③【わかれるまひる】の場合 下書き・50%

 2007年1月21日、「好嫌」のように唐突に話が書けそうな気になる。書いてみる。ネタ帳に残っているのは以下の通り。

『「好きにならずにいられない」キアダンにとってマハタンは「猫」…なるほど、(マエズロスを思いうかべ)あれは(フィンウェさんを思いうかべ)こっちじゃなくて(目の前のマハタンを見)こっちの遺伝だったのかー…。そしたらナマコかなんかを突っつき回してたマハタンが顔をあげて「なぁ、ノォウェ殿、これ、ホントに食べ物か?」って聞いてくるからひょいっとつまんで食べる。/こんなこともあった。彼は清められた炉のようだ。火を抱く土であり、水を支える石だ。なるほどだから彼は木の細工をするのだ。それも、日常に使うものを。「今度、船をつくらないか」言うと彼は笑う。「どこへゆくのかな?」「エレッセアから離島をめぐるか、もしくは空を漕いで星の上に」すると彼は優しい目をしてこう言う。
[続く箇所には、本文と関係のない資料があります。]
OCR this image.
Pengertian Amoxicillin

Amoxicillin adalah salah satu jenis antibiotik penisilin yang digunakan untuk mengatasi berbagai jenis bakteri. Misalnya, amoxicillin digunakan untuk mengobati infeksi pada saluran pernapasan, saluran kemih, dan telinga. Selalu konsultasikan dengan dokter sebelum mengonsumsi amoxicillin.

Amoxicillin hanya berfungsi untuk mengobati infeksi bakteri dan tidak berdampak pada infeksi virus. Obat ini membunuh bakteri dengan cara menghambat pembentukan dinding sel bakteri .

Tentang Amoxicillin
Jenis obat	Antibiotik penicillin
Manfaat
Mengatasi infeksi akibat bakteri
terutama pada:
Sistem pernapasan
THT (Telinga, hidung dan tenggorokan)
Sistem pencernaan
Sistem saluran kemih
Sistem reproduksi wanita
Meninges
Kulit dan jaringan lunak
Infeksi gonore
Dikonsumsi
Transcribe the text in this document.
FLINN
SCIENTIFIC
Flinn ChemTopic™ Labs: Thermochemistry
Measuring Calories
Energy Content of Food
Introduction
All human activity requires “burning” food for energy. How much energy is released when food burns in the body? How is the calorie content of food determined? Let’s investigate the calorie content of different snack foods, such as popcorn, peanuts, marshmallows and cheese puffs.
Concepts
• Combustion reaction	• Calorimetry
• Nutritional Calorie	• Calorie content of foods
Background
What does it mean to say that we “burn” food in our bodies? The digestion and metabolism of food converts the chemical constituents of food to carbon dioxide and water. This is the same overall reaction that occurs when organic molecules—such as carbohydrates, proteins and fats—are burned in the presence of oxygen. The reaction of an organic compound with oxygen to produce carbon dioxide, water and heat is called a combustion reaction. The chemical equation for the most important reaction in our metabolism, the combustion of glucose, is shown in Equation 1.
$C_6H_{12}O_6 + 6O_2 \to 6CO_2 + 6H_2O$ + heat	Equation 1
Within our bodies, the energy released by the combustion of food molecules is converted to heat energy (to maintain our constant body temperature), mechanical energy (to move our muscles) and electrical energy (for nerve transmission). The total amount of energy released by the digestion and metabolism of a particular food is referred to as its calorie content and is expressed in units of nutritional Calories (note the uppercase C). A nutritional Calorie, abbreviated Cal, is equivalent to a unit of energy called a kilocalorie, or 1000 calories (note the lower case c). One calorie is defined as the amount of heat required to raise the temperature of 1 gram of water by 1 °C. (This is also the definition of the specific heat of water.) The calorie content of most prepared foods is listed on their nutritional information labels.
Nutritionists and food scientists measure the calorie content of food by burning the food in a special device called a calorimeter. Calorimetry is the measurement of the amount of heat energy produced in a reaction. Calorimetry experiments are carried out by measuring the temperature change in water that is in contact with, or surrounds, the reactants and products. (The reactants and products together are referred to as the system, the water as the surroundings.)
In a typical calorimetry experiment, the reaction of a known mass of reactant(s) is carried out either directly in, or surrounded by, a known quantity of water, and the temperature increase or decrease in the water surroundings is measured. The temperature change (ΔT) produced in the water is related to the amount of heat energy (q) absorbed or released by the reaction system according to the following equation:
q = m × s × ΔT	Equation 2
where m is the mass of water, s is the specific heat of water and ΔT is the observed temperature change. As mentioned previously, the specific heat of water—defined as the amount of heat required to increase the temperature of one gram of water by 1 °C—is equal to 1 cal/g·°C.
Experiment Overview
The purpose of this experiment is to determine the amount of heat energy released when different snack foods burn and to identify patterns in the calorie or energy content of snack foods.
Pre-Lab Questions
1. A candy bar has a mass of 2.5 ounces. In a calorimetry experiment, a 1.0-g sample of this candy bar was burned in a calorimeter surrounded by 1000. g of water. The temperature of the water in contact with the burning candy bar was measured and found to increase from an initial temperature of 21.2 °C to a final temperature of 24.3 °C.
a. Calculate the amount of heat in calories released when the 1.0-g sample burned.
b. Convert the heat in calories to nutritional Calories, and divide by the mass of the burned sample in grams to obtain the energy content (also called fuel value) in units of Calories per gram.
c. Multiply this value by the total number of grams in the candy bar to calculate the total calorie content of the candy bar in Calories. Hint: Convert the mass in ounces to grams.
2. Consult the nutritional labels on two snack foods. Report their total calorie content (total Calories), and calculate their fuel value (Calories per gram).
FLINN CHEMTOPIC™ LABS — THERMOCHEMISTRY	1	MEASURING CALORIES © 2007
「ほんとうは、俺は、湖へゆきたい」「もう、道はないよ」「ああ」「歩いても走っても、ゆけない」「うん」「まずは貴男も船を造ってみるといい」「さて――俺の船になってくれる木と会えるか、どうか」「木と会う?」「リンダールには必要のないことだよ」
 いつだったかリンドンで「どの髪色がお好き?」ゲームが流行って、「金・黒・銀、どれがお好み?」と聞きまくったらキアダンが言った。「全部好きだが一番は匠の赤毛」逃げの一手だと思ったが、最後の船でアマンにたどりついてみれば出迎えた面々の中にひとりだけ、美しい赤銅の髪。「ノォウェ殿」と親しげに柔らかく言う声を聞いた。成程このひとが「匠の赤毛」か。』

 ↑これ+夢十夜+テルーの唄=わかれるまひる、である。
 ほんとのところ、この程度の下書きからタケハヤに向かってうーわーあー!と書き上げる率がかなり高い。